Monday, August 17, 2009

Periyakanganankuppam - Rural ATM for NREGS

On the Chennai-Cuddalore Road, a few kilometers outside the town of Cuddalore, we noticed a small building alongside the road crowded with a lot of women. It turned out to be the first Rural ATM for NREGS in TamilNadu and that was the queue of beneficiaries lined up to collect their wages through the ATM. It was an installation designed by Vortex and IIT Chennai. It is designed more like a cash dispenser with biometric access and a simple vernacular interface and is mainly utilized for cash withdrawals. Since it is still early stages of implementation, there was a gentleman who helped the women with keying in the amount they wanted to withdraw and we could hear women saying “Please get me R.150 for 2 weeks. Last week I did not get paid”.

It was about 4 pm in the evening and there was no electricity, which is not a surprise anymore to the locals, but the gentleman was able to manage the impatient crowd because of the solar backup. The ATM is designed with a photovoltaic cell array and battery backup. It is a fairly workable model which updates the data online and offline modes and has even won an award for the District Collector at the National/Sate level. But like many other installations where solar is involved, it costs as much as the equipment it is supposed to provide back up power to. In this case, it is about Rs.200,000 each. This is probably a key reason for the solar not being able to scale up.

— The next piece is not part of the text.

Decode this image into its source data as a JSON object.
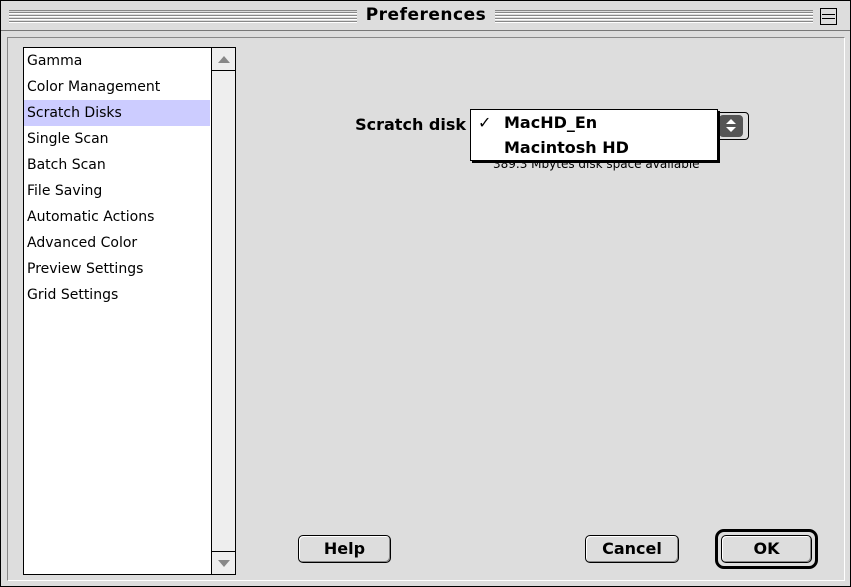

A quick point on the solar energy and India. A few years ago, when we tried to implement solar back-ups for community based water plants and computer centers attached to Govt schools in Andhra Pradesh, provoked by a question from R.Gopalakrishnan of Tatas, we faced a similar dilemma, in spite of working with arguably the best team in the country for solar solutions. A little research shows that the price of solar cells has been following almost a downward spiral for more than two decades (with 8 years as average cost-halving time), but it has still not reached the Tipping Point, mainly because of the technology and the material used. Even the National Solar Energy Mission projects a tariff parity with coal in the year 2030 !! Hence, solar appears to be a viable energy solution , only when the other modes are either not feasible or unavailable. Villages electrified by solar energy in Sunderbans is a classic example. With decentralisaion of power generation, one day there is bound to be multitude of small systems designed for domestic and commercial use, like the gensets and battery sets one sees today. It is in these areas where India has to get aggressive with US, Europe and Japan(they have almost the entire Photo voltaic market today) for technology transfer, access to new research etc, as part of the Climate change conventions and treaties. China incidentally has become the largest producer of solar products, with a 25% market share, in less than ten years. India of course has a miniscule share at the moment.

Coming back to the Rural ATM, the recent RBI regulation permitting cash withdrawals at POS terminals (Point of Sale (POS) terminals are the ‘swiping’ machines you encounter at shops and restaurants) for amounts till Rs.1000 is going to have an interesting impact on the ATM market. RBI data says that the country will soon have almost 500,000 POS terminals as against about 50,000 ATMs. POS is obviously cheaper and better (can work on telephone line, limited power requirement etc) for cash withdrawals, which is probably the primary need for the ATMs from the customers’ point of view. There is no reason why the entire postal system, railways and other systems with daily interaction with the masses cannot have the ‘cash boxes’ soon and it can certainly make the NREGS cash distribution more effective in a single stroke.

Tail piece: Unfortunately, the NREGS is following the footsteps of SHGs in terms of measuring success in amount of rupees disbursed and no of Job cards issued, instead of actual accomplishment of public structures built.